The final strike landed clean.
Not stronger.
More precise.
The threads snapped.
The form unraveled instantly.
Gone.
Aren stood still for a moment.
Not catching his breath.
Not recovering.
Just—
processing.
The threads around him flickered.
Slower.
More distant.
Like they weren't sure how to interact with what they'd just seen.
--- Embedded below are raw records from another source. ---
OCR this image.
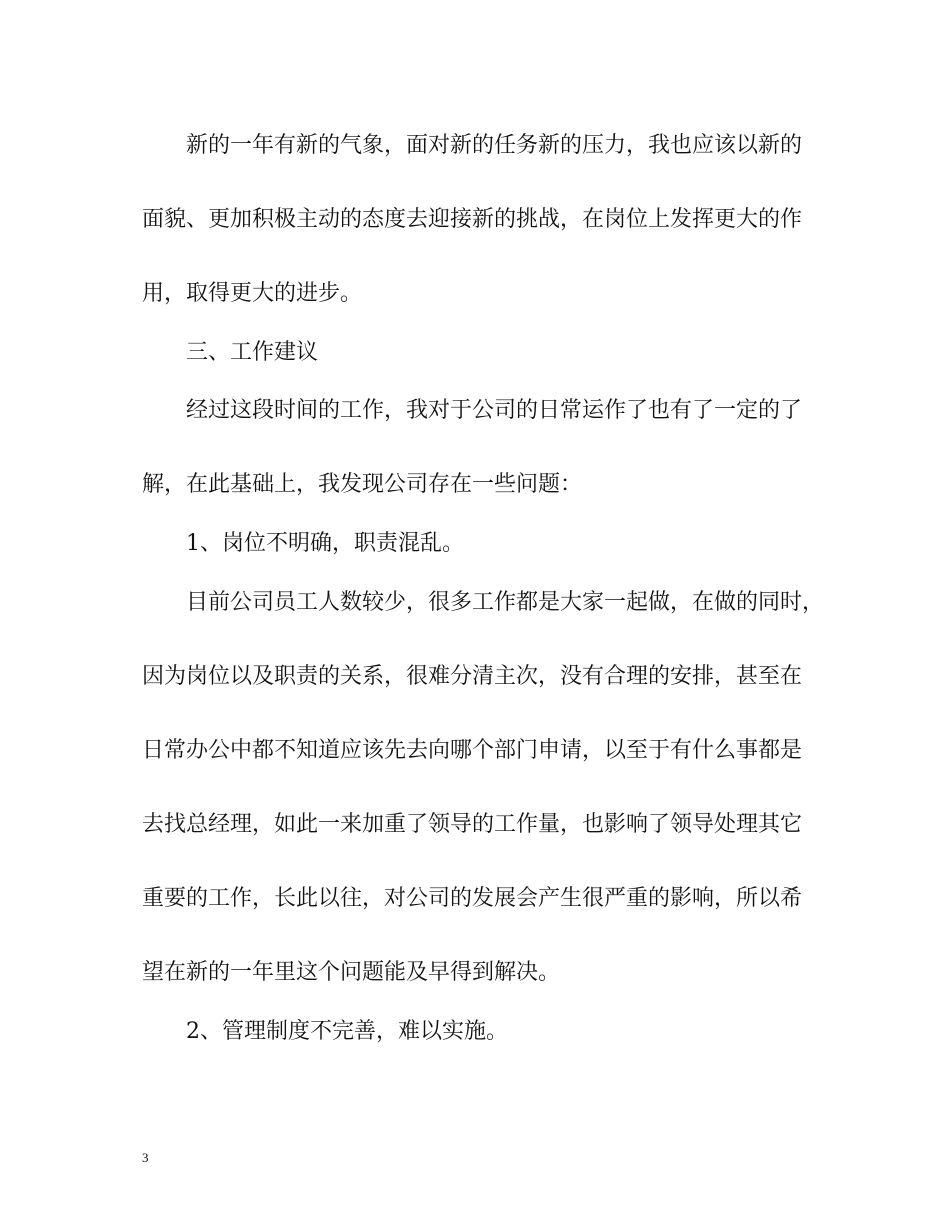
新的一年有新的气象，面对新的任务新的压力，我也应该以新的
面貌、更加积极主动的态度去迎接新的挑战，在岗位上发挥更大的作
用，取得更大的进步。
三、工作建议
经过这段时间的工作，我对于公司的日常运作了也有了一定的了
解，在此基础上，我发现公司存在一些问题：
1、岗位不明确，职责混乱。
目前公司员工人数较少，很多工作都是大家一起做，在做的同时，
因为岗位以及职责的关系，很难分清主次，没有合理的安排，甚至在
日常办公中都不知道应该先去向哪个部门申请，以至于有什么事都是
去找总经理，如此一来加重了领导的工作量，也影响了领导处理其它
重要的工作，长此以往，对公司的发展会产生很严重的影响，所以希
望在新的一年里这个问题能及早得到解决。
2、管理制度不完善，难以实施。
3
Aren lowered the kris slightly.
"…You're adapting to me," he said.
A pause.
"…But I'm adapting faster."
The words felt right.
But something about them—
didn't settle.
Because the fight hadn't felt clean.
It hadn't felt controlled.
It had worked.
But not the way it used to.
Aren flexed his fingers slightly.
The kris responded immediately.
Steady.
Reliable.
But different.
Not guiding him forward.
Waiting for him to decide.
Aren looked ahead.
The city stretched outward, unfamiliar in a way it hadn't been before—not because it had changed, but because his place in it had.
No path.
No direction.
No correction.
Just—
him.
He took another step.
Then another.
Each one deliberate.
Each one his.
And yet—
something didn't feel right.
Not wrong.
Not dangerous.
Just—
off.
Aren slowed.
Not because he had to.
Because he noticed.
The absence of pressure.
The absence of resistance.
The absence of anything pushing back.
For the first time—
nothing was trying to stop him.
That should have felt like freedom.
It didn't.
It felt like something was waiting.
Aren's grip tightened slightly on the kris.
"…Then do something," he said quietly.
The city didn't respond.
The threads didn't move.
Nothing corrected him.
Nothing guided him.
Nothing interfered.
And that—
was the problem.
Because for the first time—
Aren wasn't sure if he was ahead of the system.
Or already inside something it hadn't shown him yet.